Я ложусь поближе к костру и смотрю на огонь. Еловая шишка падает с ветки, падает один сухой сучок, потом другой. Ночь как бескрайняя глубина. Я закрываю глаза. Скоро меня одолевает, меня проникает тишина, я уже не могу себя от нее отделить. Я гляжу на полумесяц, он висит в небе белой скорлупой, он возбуждает во мне нежность, я чувствую, как краснею.
— Месяц, — говорю я тихо и нежно, — месяц! — И сердце мое рвется к нему и замирает. Так проходит несколько минут. Поднимается ветер, странный, нездешний, незнакомое дыханье. Что это? Я озираюсь — нигде никого. Ветер зовет меня, душа моя согласно откликается на зов, меня словно поднимают, я будто отрываюсь от самого себя, меня прижимают к невидимой груди. Слезы выступают мне на глаза, я дрожу. Бог стоит где-то рядышком и смотрит на меня. Так проходит еще несколько минут. Я оборачиваюсь, странное дыханье исчезло, и я вижу словно спину уходящего духа, он неслышно ступает по лесу, прочь, прочь...

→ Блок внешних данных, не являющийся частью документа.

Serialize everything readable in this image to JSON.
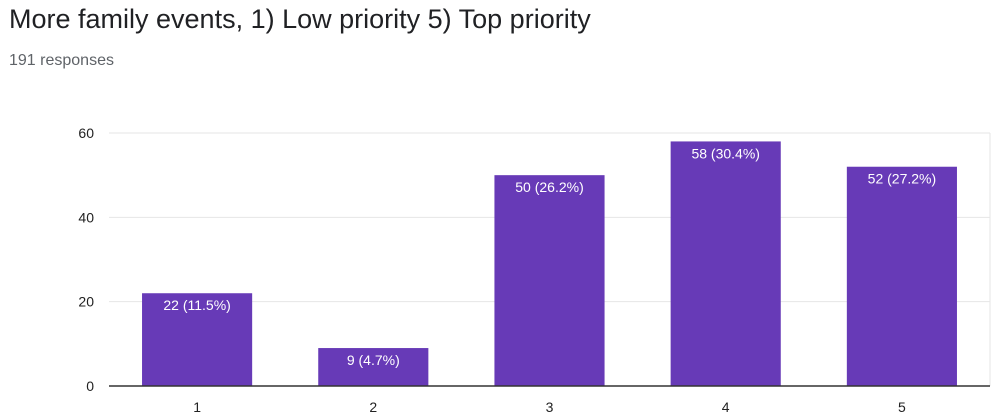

Я еще недолго борюсь с тяжким дурманом, я оглушен, обессилен, скоро я засыпаю.
Когда я проснулся, ночь уже миновала. Ах, как же я последнее время был жалок, ходил будто в горячке, того и ждал, что меня свалит какая-нибудь болезнь. Все для меня переворотилось вверх дном, все виделось в дурном свете, меня мучила такая тоска.
Теперь с этим покончено.
27
Осень. Лето прошло; оно исчезло так же внезапно, как и настало; до чего же быстро оно кончилось. Стоят холодные дни, я охочусь, рыбачу и пою песни в лесу. А выпадают дни, когда с моря поднимается густой туман и все затягивает дымной тьмой. В один такой день вот что со мной случилось. Я долго бродил по лесу, забрел в соседний приход и вышел прямо к дому доктора. У него были гости, дамы, которых я уже видел раньше; все — молодежь, танцевали, веселились, словно разрезвившиеся жеребята.
Подъехала коляска, стала у забора; в коляске сидела Эдварда. При виде меня ее передернуло. «Я пойду», — сказал я тихонько. Но доктор меня удержал. Эдварда сперва тяготилась моим присутствием, и когда я что-нибудь говорил, опускала глаза, потом она несколько освоилась и даже предложила мне два или три незначительных вопроса. Она была странно бледна, холодный серый туман пал на ее лицо. Она так и не вышла из коляски.
— Я с поручением, — сказала она и засмеялась. — Я сейчас только из церкви, вас никого там не было; сказали, что вы все тут. Я уж сколько часов проездила, все вас искала. У нас завтра соберется небольшое общество по случаю отъезда барона, он едет на той неделе, — и мне велено всех вас звать. И танцы будут. Так завтра вечером.